Чтобы не очень возвышать проклятого Соломатька, я объясняла себе, что все дело в физиологии. Просто Соломатько был слишком хорош. К тому же он все больше молчал, а если говорил, то какие-нибудь заведомо необязательные глупости, оставлявшие легкое ощущение, что жизнь приятна, светла и вполне лояльна, особенно к тем, кто ее любит…
Я даже боялась встретить его и не совладать с собой, броситься ему на шею несмотря ни на что. Но все вышло иначе. Вот он здесь, рядом, близко. Вот он – от скуки, от желания самоутвердиться или от чего-то еще – ищет близости со мной. А я… Я ведь не сказала ему «Ты что, Игорек? Опомнись!» Я стояла и чего-то, вероятно, ждала… Чего? Каких-то слов? С чего вдруг? Почему? И почему он пытался со мной… Самоуверенности мне не хватает, чтобы решить, что я настолько неотразима, что он с ходу, с налету бросился на меня… после стольких лет…
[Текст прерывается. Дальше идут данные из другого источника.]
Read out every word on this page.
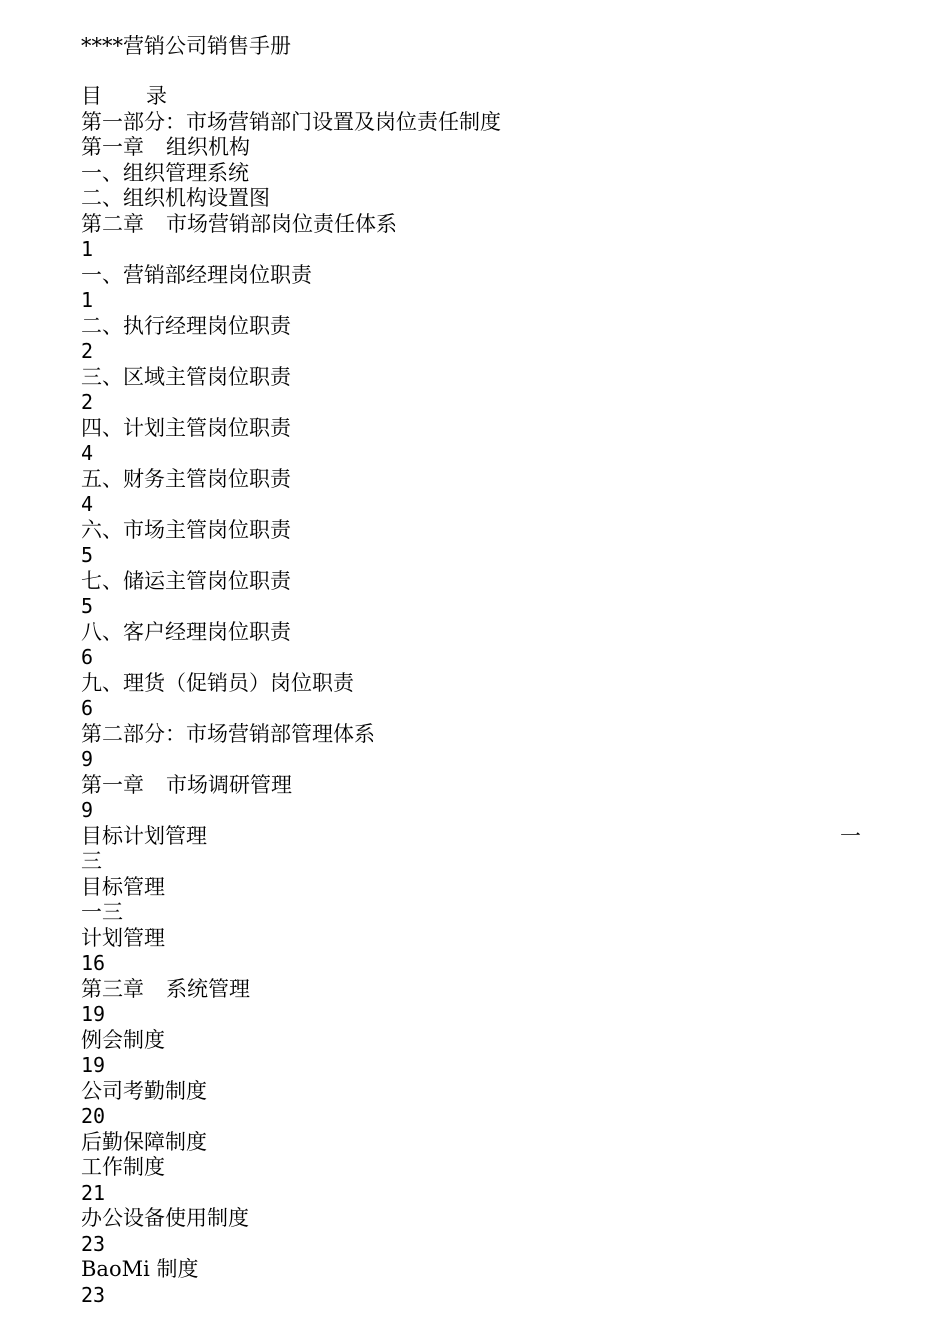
****营销公司销售手册
目 录
第一部分：市场营销部门设置及岗位责任制度
第一章 组织机构
一、组织管理系统
二、组织机构设置图
第二章 市场营销部岗位责任体系
1
一、营销部经理岗位职责
1
二、执行经理岗位职责
2
三、区域主管岗位职责
2
四、计划主管岗位职责
4
五、财务主管岗位职责
4
六、市场主管岗位职责
5
七、储运主管岗位职责
5
八、客户经理岗位职责
6
九、理货（促销员）岗位职责
6
第二部分：市场营销部管理体系
9
第一章 市场调研管理
9
目标计划管理	一
三
目标管理
一三
计划管理
16
第三章 系统管理
19
例会制度
19
公司考勤制度
20
后勤保障制度
工作制度
21
办公设备使用制度
23
BaoMi 制度
23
Да он, собственно, и не бросился. Он меня держал за щиколотки, ожидая, очевидно, что я тут же растаю. А хотелось ли мне этого самой? Что останавливало меня от того, чтобы… хотя бы из любопытства… (Как сказала бы наша шеф-редактор: «Свет, впиши вместо этих сопливых трех точек хотя бы «переспать», а то люди искушенные могут подумать бог невесть что»). Но меня-то и останавливает не только девичья гордость и непрощеная обида. А как раз то, что «переспать» – это, оказывается, дело десятое. А хочется больше всего мне несколько иного.